The National Science Foundation has awarded $15.5 million to researchers at the University of Chicago over six years to establish a new field of physics that focuses on how living matter can store, retrieve, and process information.
Known as the Center for Living Systems, it is one of four newly funded National Science Foundation Physics Frontier Centers in 2023 nationwide and will be led by Margaret Gardel, the Horace B. Horton Professor of Physics and Molecular Engineering.
“We aim to establish a new field of physics that focuses on how living matter adapts to its environment on timescales ranging from milliseconds to billions of years,” said Gardel, director of the James Franck Institute and member of the Institute for Biophysical Dynamics. “This will both deepen our understanding of living systems and open opportunities for new technologies.”

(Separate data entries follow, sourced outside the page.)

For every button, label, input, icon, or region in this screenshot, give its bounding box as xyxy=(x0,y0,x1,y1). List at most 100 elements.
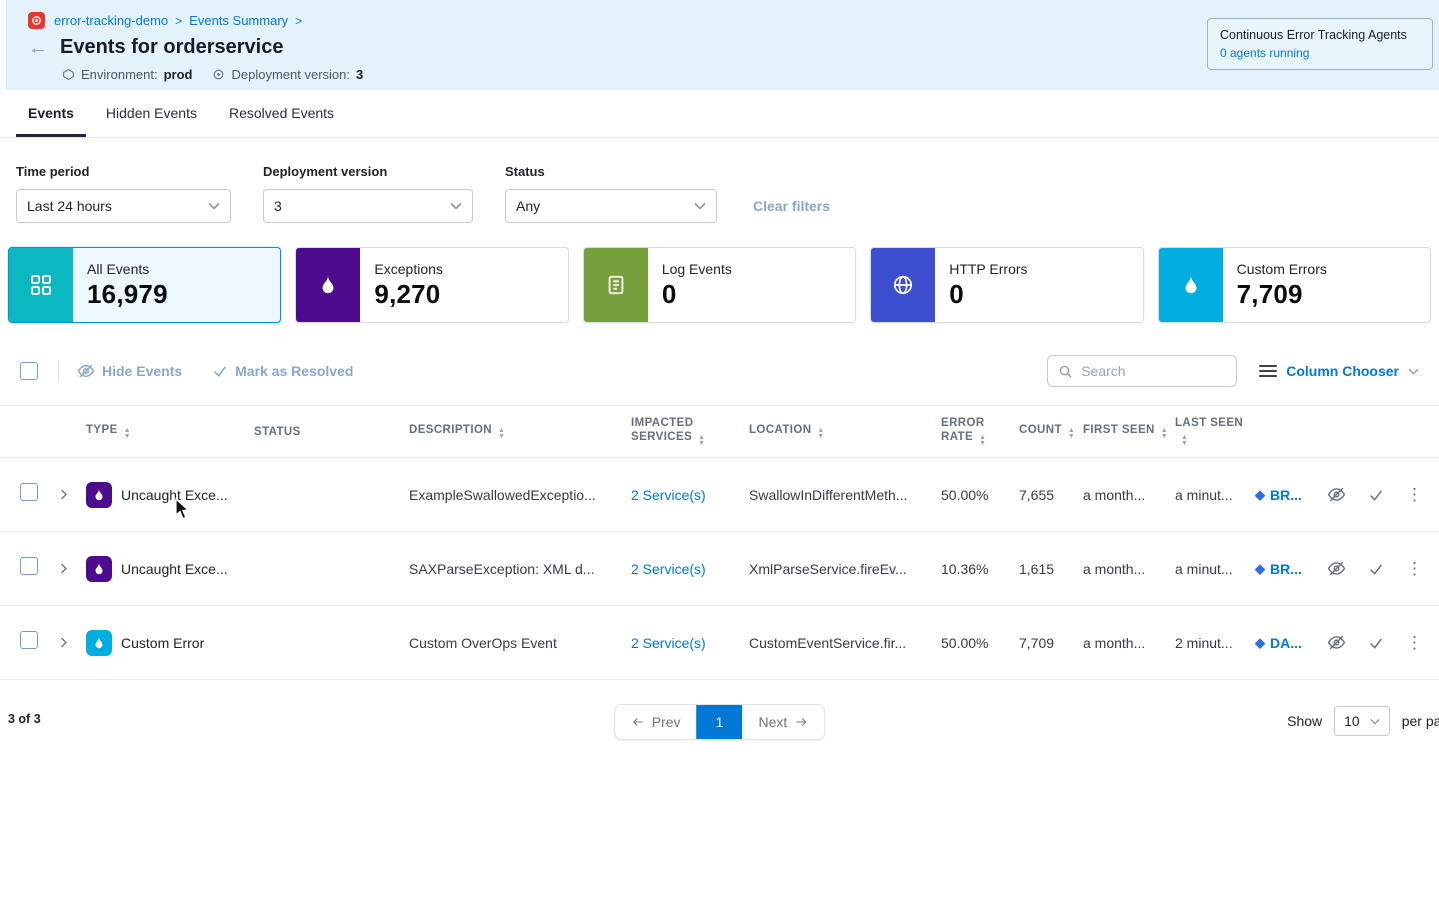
flame-icon xyxy=(1159,248,1223,322)
table-footer: 3 of 3 Prev 1 Next Show 10 per page xyxy=(0,702,1439,742)
stat-card-all-events[interactable]: All Events 16,979 xyxy=(8,247,281,323)
time-period-select[interactable]: Last 24 hours xyxy=(16,189,231,223)
sort-icon[interactable] xyxy=(498,428,505,440)
column-header-last-seen[interactable]: LAST SEEN xyxy=(1175,416,1255,447)
next-page-button[interactable]: Next xyxy=(743,705,825,739)
back-arrow-icon[interactable]: ← xyxy=(28,39,48,57)
stat-cards: All Events 16,979 Exceptions 9,270 Log E… xyxy=(8,247,1431,323)
error-rate: 50.00% xyxy=(941,487,1019,503)
sort-icon[interactable] xyxy=(124,428,131,440)
chevron-down-icon xyxy=(1370,718,1380,725)
resolve-check-icon[interactable] xyxy=(1368,487,1384,503)
jira-diamond-icon: ◆ xyxy=(1255,561,1265,577)
row-checkbox[interactable] xyxy=(20,483,38,501)
column-header-impacted-services[interactable]: IMPACTED SERVICES xyxy=(631,416,749,447)
deployment-version-select[interactable]: 3 xyxy=(263,189,473,223)
table-row[interactable]: Uncaught Exce... SAXParseException: XML … xyxy=(0,532,1439,606)
column-header-first-seen[interactable]: FIRST SEEN xyxy=(1083,423,1175,440)
hide-event-icon[interactable] xyxy=(1327,485,1346,504)
page-number-button[interactable]: 1 xyxy=(697,705,743,739)
sort-icon[interactable] xyxy=(1068,428,1075,440)
expand-chevron-icon[interactable] xyxy=(56,487,86,502)
column-header-description[interactable]: DESCRIPTION xyxy=(409,423,631,440)
stat-card-value: 0 xyxy=(949,279,1027,310)
agents-box-title: Continuous Error Tracking Agents xyxy=(1220,28,1420,42)
select-all-checkbox[interactable] xyxy=(20,362,38,380)
tab-bar: Events Hidden Events Resolved Events xyxy=(0,90,1439,138)
environment-icon xyxy=(62,68,75,81)
show-label: Show xyxy=(1287,713,1322,729)
row-checkbox[interactable] xyxy=(20,631,38,649)
last-seen: a minut... xyxy=(1175,487,1255,503)
impacted-services-link[interactable]: 2 Service(s) xyxy=(631,561,706,577)
breadcrumb-separator: > xyxy=(295,14,302,28)
kebab-menu-icon[interactable]: ⋮ xyxy=(1406,486,1423,503)
resolve-check-icon[interactable] xyxy=(1368,635,1384,651)
ticket-link[interactable]: ◆BR... xyxy=(1255,487,1325,503)
column-header-count[interactable]: COUNT xyxy=(1019,423,1083,440)
stat-card-value: 0 xyxy=(662,279,732,310)
event-type: Uncaught Exce... xyxy=(121,561,228,577)
expand-chevron-icon[interactable] xyxy=(56,561,86,576)
deployment-icon xyxy=(212,68,225,81)
status-filter-select[interactable]: Any xyxy=(505,189,717,223)
table-row[interactable]: Uncaught Exce... ExampleSwallowedExcepti… xyxy=(0,458,1439,532)
breadcrumb-app-link[interactable]: error-tracking-demo xyxy=(54,13,168,28)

“The new Center for Living Systems reflects UChicago’s tradition of defining new fields of science,” says Angela Olinto, dean of the Physical Sciences Division. “We are looking forward to the ground-breaking discoveries in the multidisciplinary approach to the physics of living systems.”
New avenues
Physicists have traditionally focused on materials in our physical, or non-living world—from understanding how they deform in response to external force to how electrical charge may be stored or moved around.
However, life is a form of matter that poses new questions and applications that haven’t yet been explored as deeply, the scientists said.
“Living matter continually changes its structure in response to its environment and evolves in an open-ended way, something that non-living matter typically does not do—even though both are subject to the same rules of physics,” said Arvind Murugan, an associate professor of physics and member of the James Franck Institute, who will serve as deputy director for the center.